Marcella Bothwell, chair of Pacific Beach Planning Group, noted that Pernicano’s redevelopment plans show 44 units. She said there is one two-bedroom unit, with the rest being studio- and one-bedroom units to be built over a 21-space underground garage.
“The project is three stories and is under the 30-foot coastal height limit,” said John Terrel, PBPG development chair. “Using Complete Communities, it goes from base density of 10 to 44.”
The City’s Complete Communities initiative is a program that includes planning strategies working together to create incentives to build homes near transit, provide more mobility choices, and enhance opportunities for places to walk, bike, relax, and play.
Michael Turk, CEO of PB-based KD Development, is redeveloping the Pernicano’s site. He was a longtime friend of the Pernicano family. He has built other housing developments in the neighborhood including a site next to Gelson’s Market at 730 Turquoise St. He owns the car wash down the street at 891 Turquoise St. and built a 20-unit residential development across the street from there.
“The (Pernicano) family offered it to me,” said Turk of how he first got involved in redeveloping the former restaurant property. He noted, “We have all the permits for it,” adding he hopes to start groundbreaking “in a week or two before it starts raining because we need to dig the basement out for the underground parking. This is a Complete Communities project with a bonus density, and it will probably take 14 to 16 months to build out.”
Turk said there will be 39 subterranean parking spaces. He noted he doesn’t have a price range for the new housing units yet, but added four to six of the units will be set aside for low- to moderate-income housing. “It will be very modern and every one of the units will have air conditioning and a washer and dryer,” he said. “We’ll also be putting solar into the project, and will offer to sell the power back to the tenants.”
Turk added tenants in the new building “should have ocean, bay, and mountain views, even though the building is not that high because there’s nothing there to block it.”
Iconic restaurateur John Pernicano at age 92 was still working seven days a week and performing until 2 a.m. at their family pizzeria right up until they closed their business.
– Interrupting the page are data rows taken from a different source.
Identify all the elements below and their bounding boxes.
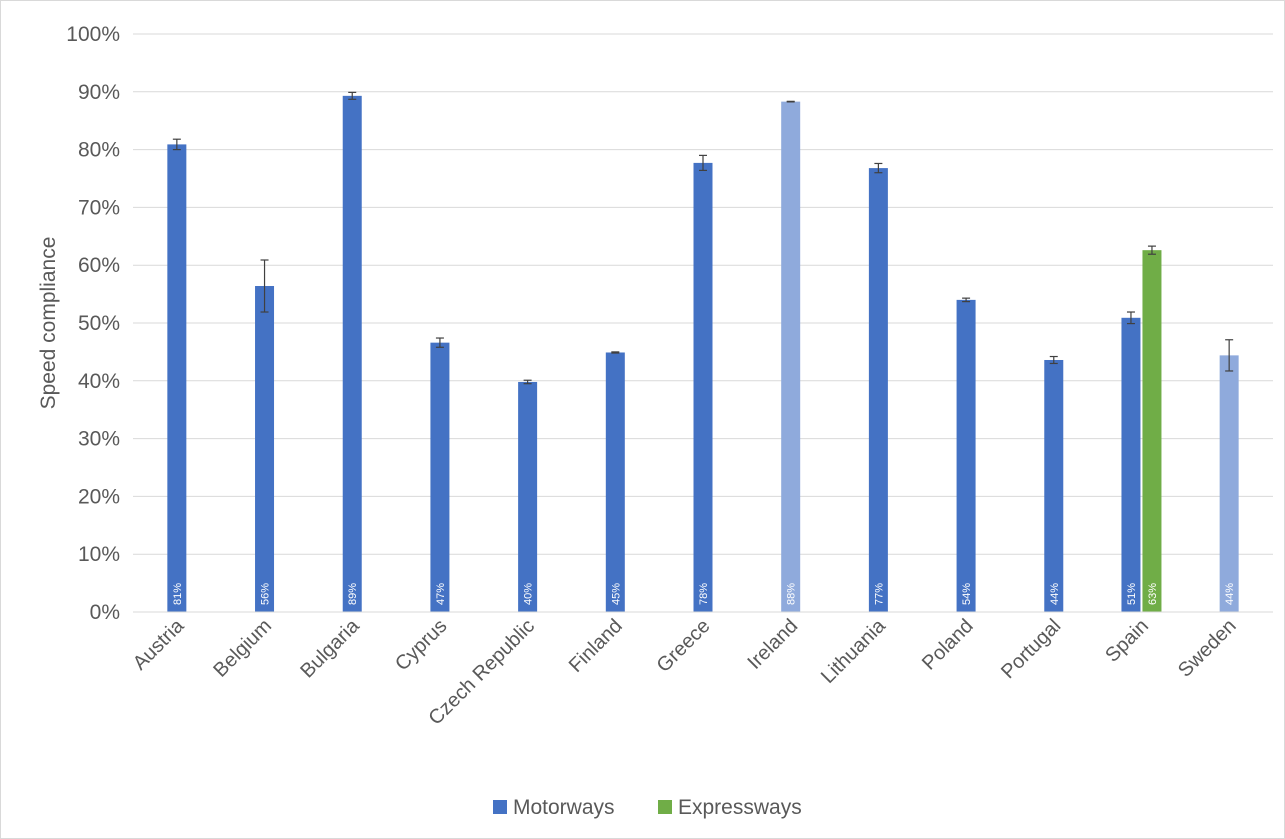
error-bar: [1225, 339, 1234, 372]
y-tick-label: 60%: [78, 254, 120, 277]
error-bar: [1126, 311, 1135, 325]
bar-motorways-austria: [167, 144, 187, 612]
data-label: 89%: [347, 583, 359, 605]
y-tick-label: 100%: [66, 23, 120, 46]
bars: [167, 95, 1239, 613]
bar-motorways-spain: [1121, 317, 1141, 612]
y-tick-label: 10%: [78, 543, 120, 566]
error-bar: [348, 91, 357, 100]
x-tick-label: Cyprus: [391, 615, 451, 675]
y-axis-tick-labels: 0% 10% 20% 30% 40% 50% 60% 70% 80% 90% 100%: [66, 23, 120, 624]
x-tick-label: Austria: [129, 614, 189, 674]
y-tick-label: 80%: [78, 139, 120, 162]
x-tick-label: Bulgaria: [296, 614, 364, 682]
y-tick-label: 70%: [78, 196, 120, 219]
x-tick-label: Ireland: [743, 615, 802, 674]
bar-motorways-finland: [605, 352, 625, 612]
data-label: 51%: [1126, 583, 1138, 605]
legend-label-expressways: Expressways: [678, 796, 802, 819]
bar-motorways-lithuania: [868, 168, 888, 612]
data-label: 47%: [435, 583, 447, 605]
data-label: 81%: [172, 583, 184, 605]
data-label: 77%: [873, 583, 885, 605]
error-bar: [874, 162, 883, 174]
legend-swatch-expressways: [658, 800, 672, 814]
bar-motorways-belgium: [255, 286, 275, 612]
x-tick-label: Greece: [653, 615, 715, 677]
data-label: 45%: [610, 583, 622, 605]
bar-motorways-cyprus: [430, 342, 450, 612]
bar-motorways-portugal: [1044, 359, 1064, 612]
x-tick-label: Poland: [918, 615, 978, 675]
error-bar: [260, 259, 269, 313]
y-tick-label: 90%: [78, 81, 120, 104]
data-label: 56%: [260, 583, 272, 605]
y-tick-label: 40%: [78, 370, 120, 393]
data-label: 54%: [961, 583, 973, 605]
error-bars: [172, 91, 1234, 385]
data-label: 44%: [1224, 583, 1236, 605]
data-label: 44%: [1049, 583, 1061, 605]
bar-motorways-czech-republic: [518, 381, 538, 612]
x-tick-label: Spain: [1101, 615, 1153, 667]
x-tick-label: Lithuania: [817, 614, 891, 688]
data-label: 40%: [523, 583, 535, 605]
error-bar: [1049, 355, 1058, 365]
error-bar: [611, 351, 620, 354]
legend-label-motorways: Motorways: [513, 796, 615, 819]
error-bar: [699, 154, 707, 172]
data-label: 63%: [1147, 583, 1159, 605]
x-tick-label: Belgium: [209, 615, 276, 682]
x-tick-label: Portugal: [997, 615, 1065, 683]
legend: Motorways Expressways: [493, 796, 802, 819]
bar-motorways-sweden: [1219, 355, 1239, 612]
y-tick-label: 20%: [78, 485, 120, 508]
error-bar: [435, 337, 444, 348]
data-labels: 81% 56% 89% 47% 40% 45% 78% 88% 77% 54% 44% 51% 63% 4…: [172, 583, 1236, 605]
y-tick-label: 50%: [78, 312, 120, 335]
data-label: 88%: [786, 583, 798, 605]
bar-motorways-bulgaria: [342, 95, 362, 612]
error-bar: [172, 138, 181, 151]
error-bar: [1147, 245, 1156, 255]
legend-swatch-motorways: [493, 800, 507, 814]
y-axis-title: Speed compliance: [37, 237, 60, 410]
y-tick-label: 30%: [78, 428, 120, 451]
x-tick-label: Sweden: [1174, 615, 1241, 682]
bar-motorways-greece: [693, 162, 713, 613]
error-bar: [962, 297, 971, 303]
bar-expressways-spain: [1142, 250, 1162, 612]
bar-motorways-ireland: [781, 101, 801, 612]
bar-motorways-poland: [956, 299, 976, 612]
data-label: 78%: [698, 583, 710, 605]
error-bar: [786, 100, 795, 103]
y-tick-label: 0%: [90, 601, 120, 624]
x-tick-label: Finland: [565, 615, 627, 677]
error-bar: [523, 379, 532, 385]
He noted at the time that, “My kids wanted to retire. How many people like me have been here 65 years, and the family with four kids for 50 years?” asked John of his family’s legacy of restaurants, that once numbered 10 throughout San Diego.
The original plan was for the family to sell the restaurant site to be redeveloped as a Mexican breakfast place, which never came to fruition.
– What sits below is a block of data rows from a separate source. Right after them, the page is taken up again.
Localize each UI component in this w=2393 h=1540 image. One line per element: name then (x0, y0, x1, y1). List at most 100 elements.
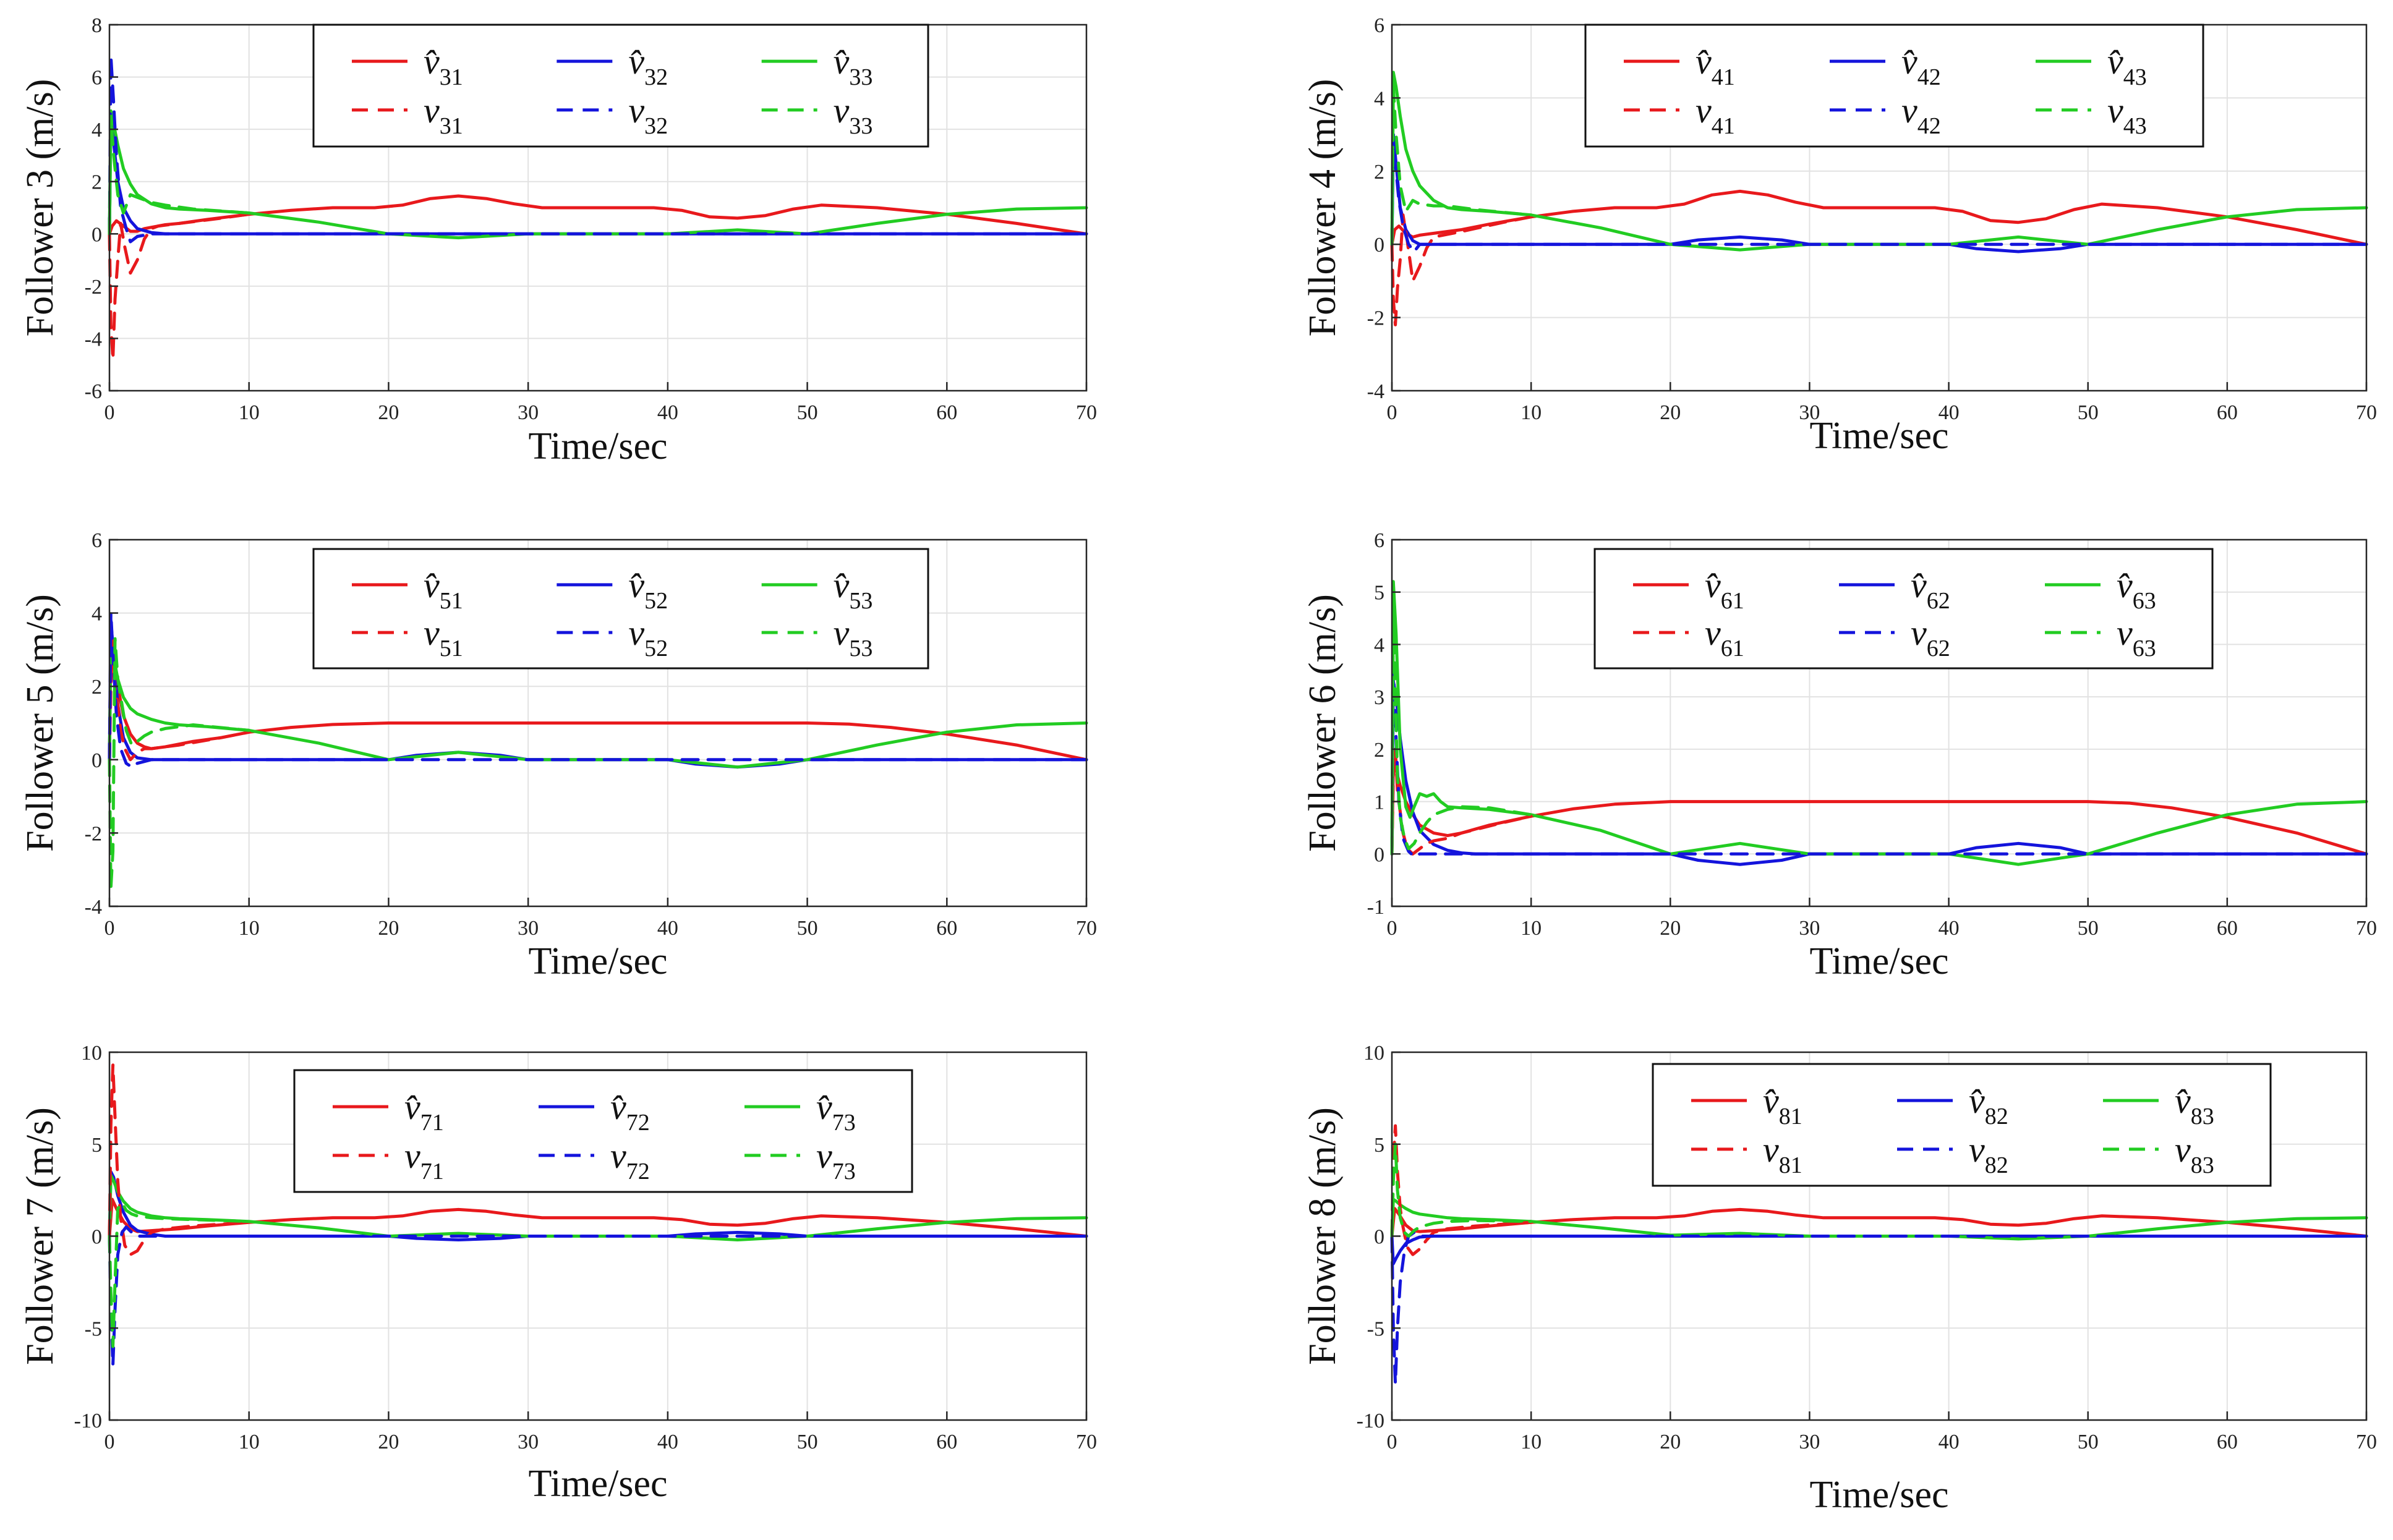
legend-subscript: 81 (1779, 1104, 1802, 1129)
y-tick-label: -4 (85, 896, 102, 919)
series-line-green-dashed (108, 1201, 251, 1348)
y-axis-label: Follower 4 (m/s) (1302, 79, 1344, 337)
legend-subscript: 73 (832, 1159, 856, 1185)
legend-subscript: 83 (2191, 1152, 2214, 1178)
legend-subscript: 42 (1917, 64, 1941, 90)
y-tick-label: 10 (81, 1042, 102, 1065)
chart-panel-2: 0 10 20 30 40 50 60 70 -4 -2 0 2 4 6 Time/sec Follower … (1302, 14, 2377, 457)
legend-box (1652, 1063, 2272, 1187)
x-tick-label: 40 (1939, 401, 1960, 424)
y-tick-label: 2 (92, 171, 102, 194)
legend-subscript: 43 (2123, 113, 2147, 139)
legend-subscript: 51 (440, 636, 463, 662)
y-tick-label: 6 (92, 67, 102, 90)
legend-subscript: 62 (1927, 588, 1950, 614)
x-tick-label: 60 (936, 401, 957, 424)
y-axis-label: Follower 5 (m/s) (19, 594, 61, 852)
y-tick-label: 4 (92, 119, 102, 142)
x-axis-label: Time/sec (528, 425, 667, 467)
legend-subscript: 33 (849, 64, 872, 90)
x-tick-label: 70 (1076, 401, 1097, 424)
x-tick-label: 70 (2356, 1431, 2377, 1453)
x-tick-label: 60 (936, 1431, 957, 1453)
y-tick-label: 5 (1374, 582, 1384, 605)
y-tick-label: -5 (1367, 1317, 1384, 1340)
series-line-green-solid (1390, 580, 2368, 866)
series-line-red-solid (1390, 1207, 2368, 1238)
y-tick-label: -2 (1367, 307, 1384, 330)
x-tick-label: 20 (1660, 1431, 1681, 1453)
y-tick-label: 6 (1374, 14, 1384, 37)
x-tick-label: 60 (2217, 917, 2238, 940)
x-tick-label: 40 (1939, 917, 1960, 940)
legend-box (312, 548, 929, 670)
chart-panel-3: 0 10 20 30 40 50 60 70 -4 -2 0 2 4 6 Time/sec Follower … (19, 529, 1097, 982)
legend-subscript: 61 (1721, 588, 1744, 614)
series-line-green-dashed (108, 114, 251, 236)
y-tick-label: 8 (92, 14, 102, 37)
y-tick-label: 0 (92, 223, 102, 246)
x-tick-label: 20 (378, 917, 399, 940)
y-tick-label: 2 (1374, 161, 1384, 184)
series-line-blue-dashed (1390, 133, 2368, 253)
x-tick-label: 70 (2356, 917, 2377, 940)
series-line-red-dashed (108, 1063, 251, 1256)
legend-subscript: 52 (644, 588, 668, 614)
x-axis-label: Time/sec (528, 940, 667, 982)
x-tick-label: 10 (239, 917, 260, 940)
series-line-red-dashed (108, 637, 251, 762)
y-tick-label: 2 (92, 676, 102, 699)
x-tick-label: 50 (2078, 1431, 2099, 1453)
legend-subscript: 53 (849, 636, 872, 662)
legend-subscript: 61 (1721, 636, 1744, 662)
chart-panel-1: 0 10 20 30 40 50 60 70 -6 -4 -2 0 2 4 6 8 Time/sec Follow… (19, 14, 1097, 467)
series-line-green-solid (1390, 70, 2368, 252)
chart-panel-6: 0 10 20 30 40 50 60 70 -10 -5 0 5 10 Time/sec Follower… (1302, 1042, 2377, 1516)
legend-subscript: 72 (626, 1159, 650, 1185)
y-tick-label: 0 (1374, 234, 1384, 257)
x-tick-label: 0 (1387, 1431, 1397, 1453)
legend-subscript: 42 (1917, 113, 1941, 139)
x-tick-label: 20 (1660, 401, 1681, 424)
legend-subscript: 33 (849, 113, 872, 139)
x-tick-label: 70 (2356, 401, 2377, 424)
x-tick-label: 40 (657, 401, 678, 424)
axes-box (1391, 538, 2368, 908)
y-axis-label: Follower 8 (m/s) (1302, 1107, 1344, 1365)
x-tick-label: 30 (518, 917, 539, 940)
x-tick-label: 0 (1387, 917, 1397, 940)
legend-subscript: 82 (1985, 1152, 2008, 1178)
x-tick-label: 0 (105, 917, 115, 940)
y-tick-label: 0 (92, 749, 102, 772)
y-tick-label: -4 (1367, 380, 1384, 403)
x-tick-label: 70 (1076, 917, 1097, 940)
y-tick-label: 4 (1374, 87, 1384, 110)
x-tick-label: 10 (1521, 401, 1542, 424)
legend-subscript: 83 (2191, 1104, 2214, 1129)
legend-subscript: 72 (626, 1110, 650, 1136)
y-tick-label: 6 (92, 529, 102, 552)
x-tick-label: 30 (518, 1431, 539, 1453)
x-tick-label: 30 (1799, 401, 1820, 424)
series-line-green-dashed (1390, 85, 1533, 246)
legend-subscript: 41 (1712, 113, 1735, 139)
x-tick-label: 60 (936, 917, 957, 940)
legend-subscript: 81 (1779, 1152, 1802, 1178)
x-tick-label: 20 (378, 1431, 399, 1453)
legend-subscript: 51 (440, 588, 463, 614)
y-tick-label: 4 (92, 603, 102, 626)
legend-subscript: 43 (2123, 64, 2147, 90)
x-tick-label: 10 (1521, 917, 1542, 940)
y-tick-label: 6 (1374, 529, 1384, 552)
y-tick-label: 10 (1363, 1042, 1384, 1065)
y-tick-label: 3 (1374, 686, 1384, 709)
chart-panel-5: 0 10 20 30 40 50 60 70 -10 -5 0 5 10 Time/sec Follower… (19, 1042, 1097, 1505)
legend-subscript: 52 (644, 636, 668, 662)
x-tick-label: 40 (1939, 1431, 1960, 1453)
y-tick-label: -2 (85, 822, 102, 845)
A military veteran, John immigrated from Sicily to the United States with his family in 1906. John and his brothers moved to San Diego from Detroit in 1946. The family got into the restaurant business when John and his brother George began working for a Hillcrest bar. “They needed food, so my brother figured, ‘We’ll add pizza in the place, just a little oven,’” said John.
Early on, All Hallows Catholic Church in La Jolla held its religious services for a time in Pernicano’s while the Mt. Soledad church was under construction. “The altar was where the pizza counter is,” noted John.
John Pernicano died on July 23, 2020.